From 1989 to 1995 he headed the scientific program for psychophysiological grounds of the professional reliability in operative personnel of the Ministry of Energetics of Ukraine. From 2002 to 2010 he participated in creation of branch legislation for implementation of psychophysiological systems which support professional reliability and high efficiency of operative personnel.

Together with Dr. Alexander Smikodub, Karpenko founded the Embryonic Tissue Center “EmCell” (1994) and was General Director (CEO) of “EmCell” during 1994-2001. In 1994, “EmCell” jointly with National Medical University and Administration of the city of Kyiv founded the world's first clinic totally dedicated to clinical application of fetal stem cell transplantations (Cell Therapy Clinic “EmCell”).

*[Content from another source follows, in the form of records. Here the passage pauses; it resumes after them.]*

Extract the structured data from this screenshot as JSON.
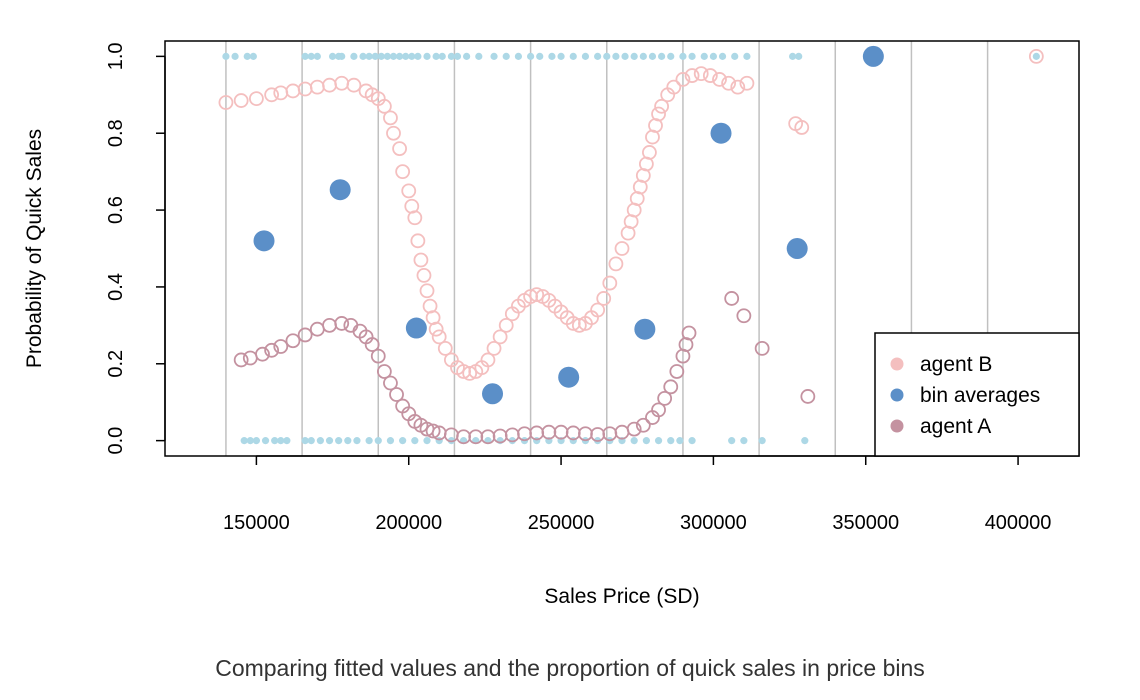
{
  "caption": "Comparing fitted values and the proportion of quick sales in price bins",
  "chart_data": {
    "type": "scatter",
    "title": "",
    "xlabel": "Sales Price (SD)",
    "ylabel": "Probability of Quick Sales",
    "xlim": [
      120000,
      420000
    ],
    "ylim": [
      -0.04,
      1.04
    ],
    "x_ticks": [
      150000,
      200000,
      250000,
      300000,
      350000,
      400000
    ],
    "y_ticks": [
      0.0,
      0.2,
      0.4,
      0.6,
      0.8,
      1.0
    ],
    "y_tick_labels": [
      "0.0",
      "0.2",
      "0.4",
      "0.6",
      "0.8",
      "1.0"
    ],
    "bin_breaks": [
      140000,
      165000,
      190000,
      215000,
      240000,
      265000,
      290000,
      315000,
      340000,
      365000,
      390000
    ],
    "legend": {
      "position": "bottom-right"
    },
    "colors": {
      "agent_b": "#f4bfbf",
      "bin_averages": "#5b8fc8",
      "agent_a": "#c492a0",
      "raw": "#add8e6",
      "grid": "#c0c0c0"
    },
    "series": [
      {
        "name": "agent B",
        "marker": "open-circle",
        "x": [
          140000,
          145000,
          150000,
          155000,
          158000,
          162000,
          166000,
          170000,
          174000,
          178000,
          182000,
          186000,
          188000,
          190000,
          192000,
          194000,
          195000,
          197000,
          198000,
          200000,
          201000,
          202000,
          203000,
          204000,
          205000,
          206000,
          207000,
          208000,
          209000,
          210000,
          212000,
          214000,
          216000,
          218000,
          220000,
          222000,
          224000,
          226000,
          228000,
          230000,
          232000,
          234000,
          236000,
          238000,
          240000,
          242000,
          244000,
          246000,
          248000,
          250000,
          252000,
          254000,
          256000,
          258000,
          260000,
          262000,
          264000,
          266000,
          268000,
          270000,
          272000,
          273000,
          274000,
          275000,
          276000,
          277000,
          278000,
          279000,
          280000,
          281000,
          282000,
          283000,
          285000,
          287000,
          290000,
          293000,
          296000,
          299000,
          302000,
          305000,
          308000,
          311000,
          327000,
          329000,
          406000
        ],
        "y": [
          0.88,
          0.885,
          0.89,
          0.9,
          0.905,
          0.91,
          0.915,
          0.92,
          0.925,
          0.93,
          0.925,
          0.91,
          0.9,
          0.89,
          0.87,
          0.84,
          0.8,
          0.76,
          0.7,
          0.65,
          0.61,
          0.58,
          0.52,
          0.47,
          0.43,
          0.39,
          0.35,
          0.32,
          0.29,
          0.27,
          0.24,
          0.21,
          0.19,
          0.18,
          0.175,
          0.18,
          0.19,
          0.21,
          0.24,
          0.27,
          0.3,
          0.33,
          0.35,
          0.365,
          0.375,
          0.38,
          0.375,
          0.365,
          0.35,
          0.335,
          0.32,
          0.305,
          0.3,
          0.305,
          0.32,
          0.34,
          0.37,
          0.41,
          0.46,
          0.5,
          0.54,
          0.57,
          0.6,
          0.63,
          0.66,
          0.69,
          0.72,
          0.75,
          0.79,
          0.82,
          0.85,
          0.87,
          0.9,
          0.92,
          0.94,
          0.95,
          0.955,
          0.95,
          0.94,
          0.93,
          0.92,
          0.93,
          0.825,
          0.815,
          1.0
        ]
      },
      {
        "name": "bin averages",
        "marker": "filled-circle",
        "x": [
          152500,
          177500,
          202500,
          227500,
          252500,
          277500,
          302500,
          327500,
          352500
        ],
        "y": [
          0.52,
          0.653,
          0.293,
          0.122,
          0.165,
          0.29,
          0.8,
          0.5,
          1.0
        ]
      },
      {
        "name": "agent A",
        "marker": "open-circle",
        "x": [
          145000,
          148000,
          152000,
          155000,
          158000,
          162000,
          166000,
          170000,
          174000,
          178000,
          181000,
          184000,
          186000,
          188000,
          190000,
          192000,
          194000,
          196000,
          198000,
          200000,
          202000,
          204000,
          206000,
          208000,
          210000,
          214000,
          218000,
          222000,
          226000,
          230000,
          234000,
          238000,
          242000,
          246000,
          250000,
          254000,
          258000,
          262000,
          266000,
          270000,
          274000,
          277000,
          280000,
          282000,
          284000,
          286000,
          288000,
          290000,
          291000,
          292000,
          306000,
          310000,
          316000,
          331000
        ],
        "y": [
          0.21,
          0.215,
          0.225,
          0.235,
          0.245,
          0.26,
          0.275,
          0.29,
          0.3,
          0.305,
          0.3,
          0.285,
          0.27,
          0.25,
          0.22,
          0.18,
          0.15,
          0.12,
          0.09,
          0.07,
          0.05,
          0.04,
          0.03,
          0.025,
          0.02,
          0.015,
          0.01,
          0.01,
          0.01,
          0.012,
          0.015,
          0.018,
          0.02,
          0.022,
          0.022,
          0.02,
          0.018,
          0.016,
          0.018,
          0.022,
          0.03,
          0.04,
          0.06,
          0.08,
          0.11,
          0.14,
          0.18,
          0.22,
          0.25,
          0.28,
          0.37,
          0.325,
          0.24,
          0.115
        ]
      },
      {
        "name": "",
        "marker": "small-dot",
        "x": [
          140000,
          143000,
          147000,
          149000,
          166000,
          168000,
          170000,
          175000,
          177000,
          178000,
          182000,
          185000,
          187000,
          189000,
          191000,
          193000,
          195000,
          197000,
          199000,
          201000,
          203000,
          206000,
          209000,
          211000,
          214000,
          216000,
          219000,
          223000,
          228000,
          232000,
          236000,
          240000,
          243000,
          247000,
          250000,
          254000,
          258000,
          262000,
          265000,
          268000,
          271000,
          274000,
          277000,
          280000,
          283000,
          286000,
          290000,
          293000,
          297000,
          300000,
          303000,
          307000,
          311000,
          326000,
          328000,
          406000,
          146000,
          148000,
          150000,
          153000,
          156000,
          158000,
          160000,
          166000,
          168000,
          171000,
          174000,
          177000,
          180000,
          183000,
          187000,
          190000,
          194000,
          198000,
          202000,
          206000,
          210000,
          214000,
          218000,
          222000,
          226000,
          230000,
          234000,
          238000,
          242000,
          246000,
          250000,
          254000,
          258000,
          262000,
          266000,
          270000,
          274000,
          278000,
          282000,
          286000,
          289000,
          293000,
          306000,
          310000,
          316000,
          330000
        ],
        "y": [
          1,
          1,
          1,
          1,
          1,
          1,
          1,
          1,
          1,
          1,
          1,
          1,
          1,
          1,
          1,
          1,
          1,
          1,
          1,
          1,
          1,
          1,
          1,
          1,
          1,
          1,
          1,
          1,
          1,
          1,
          1,
          1,
          1,
          1,
          1,
          1,
          1,
          1,
          1,
          1,
          1,
          1,
          1,
          1,
          1,
          1,
          1,
          1,
          1,
          1,
          1,
          1,
          1,
          1,
          1,
          1,
          0,
          0,
          0,
          0,
          0,
          0,
          0,
          0,
          0,
          0,
          0,
          0,
          0,
          0,
          0,
          0,
          0,
          0,
          0,
          0,
          0,
          0,
          0,
          0,
          0,
          0,
          0,
          0,
          0,
          0,
          0,
          0,
          0,
          0,
          0,
          0,
          0,
          0,
          0,
          0,
          0,
          0,
          0,
          0,
          0,
          0
        ]
      }
    ]
  }
}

When Karpenko was CEO “EmCell” was granted letters of patent for new methods of treatment with the use of Fetal Stem Cell Transplantations by Ukraine, the US, Netherlands, Greece and Russia and took part in dozens of international congresses and conferences with contributions regarding clinical use of Fetal Stem Cell Transplantations.

Media paid attention to the pioneering work of "Emcell" with wide range of appreciation and critic.

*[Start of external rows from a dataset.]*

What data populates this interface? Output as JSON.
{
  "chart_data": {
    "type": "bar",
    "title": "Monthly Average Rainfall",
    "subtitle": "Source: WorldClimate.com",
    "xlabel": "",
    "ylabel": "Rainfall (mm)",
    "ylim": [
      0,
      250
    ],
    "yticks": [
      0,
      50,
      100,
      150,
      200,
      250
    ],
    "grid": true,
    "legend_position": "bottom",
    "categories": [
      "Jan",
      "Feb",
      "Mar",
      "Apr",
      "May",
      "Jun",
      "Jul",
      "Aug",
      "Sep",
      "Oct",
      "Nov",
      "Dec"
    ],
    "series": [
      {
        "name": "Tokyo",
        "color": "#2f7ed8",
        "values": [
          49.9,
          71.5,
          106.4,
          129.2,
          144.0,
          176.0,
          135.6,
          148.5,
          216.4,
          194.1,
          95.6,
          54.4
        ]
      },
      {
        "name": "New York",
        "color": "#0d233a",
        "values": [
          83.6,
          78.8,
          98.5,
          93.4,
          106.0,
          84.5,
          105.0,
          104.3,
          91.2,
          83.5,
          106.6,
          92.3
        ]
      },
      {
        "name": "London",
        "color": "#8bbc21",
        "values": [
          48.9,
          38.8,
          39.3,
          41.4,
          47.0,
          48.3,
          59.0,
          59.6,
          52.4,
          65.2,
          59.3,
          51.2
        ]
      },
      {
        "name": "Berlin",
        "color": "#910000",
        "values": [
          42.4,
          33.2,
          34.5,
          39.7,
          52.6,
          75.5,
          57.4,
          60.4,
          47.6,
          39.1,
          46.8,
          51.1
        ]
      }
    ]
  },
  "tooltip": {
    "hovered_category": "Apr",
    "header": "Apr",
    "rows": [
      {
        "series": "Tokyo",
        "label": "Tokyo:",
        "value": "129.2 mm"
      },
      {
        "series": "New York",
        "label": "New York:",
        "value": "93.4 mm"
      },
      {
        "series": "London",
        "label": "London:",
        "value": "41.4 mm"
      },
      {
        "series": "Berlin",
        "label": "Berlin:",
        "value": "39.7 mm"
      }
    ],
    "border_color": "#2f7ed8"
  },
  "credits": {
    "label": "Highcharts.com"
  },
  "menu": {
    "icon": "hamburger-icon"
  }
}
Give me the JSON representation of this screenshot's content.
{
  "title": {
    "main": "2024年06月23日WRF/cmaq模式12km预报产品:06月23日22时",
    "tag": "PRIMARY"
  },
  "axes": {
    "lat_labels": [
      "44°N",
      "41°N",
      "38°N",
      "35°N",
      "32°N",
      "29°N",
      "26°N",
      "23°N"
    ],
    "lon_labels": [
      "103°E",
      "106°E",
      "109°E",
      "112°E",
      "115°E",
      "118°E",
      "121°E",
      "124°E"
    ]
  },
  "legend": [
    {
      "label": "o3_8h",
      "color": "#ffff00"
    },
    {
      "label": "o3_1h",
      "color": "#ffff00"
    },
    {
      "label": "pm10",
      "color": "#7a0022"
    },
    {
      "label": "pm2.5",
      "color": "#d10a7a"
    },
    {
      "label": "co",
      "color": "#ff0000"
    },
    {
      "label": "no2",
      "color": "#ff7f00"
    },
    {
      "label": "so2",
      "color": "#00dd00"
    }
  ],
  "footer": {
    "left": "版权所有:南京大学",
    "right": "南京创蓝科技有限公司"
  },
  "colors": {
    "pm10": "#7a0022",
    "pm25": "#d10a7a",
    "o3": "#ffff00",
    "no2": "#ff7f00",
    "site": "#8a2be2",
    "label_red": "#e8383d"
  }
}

At this time, Center "EmCell" in cooperation with six leading research institutes and universities of Ukraine developed legal grounds for practical clinical use of Fetal Stem Cell Transplantation, which were duly approved by Ministry of Health and by Academy of Medical Sciences of Ukraine (1999-2001).

In 2001, Alexey Karpenko left “EmCell” to create and to lead the Department for Fetal Stem Cell Transplantation at the Coordinating Center for Transplantation of Organs, Tissues and Cells of the Ministry of Health of Ukraine (2001-2003).

Starting from 2010, Dr. Alexey Karpenko is the Honorary Scientific Director of the Center “EmCell”.
Dr. Alexey Karpenko was featured in the American documentary “The God Cells: A Fetal Stem Cells Journey” (2017)

== Personal life ==
Karpenko's daughter is Ukrainian singer, composer and poet Olena Karpenko (stage-name Solomia, born 1981).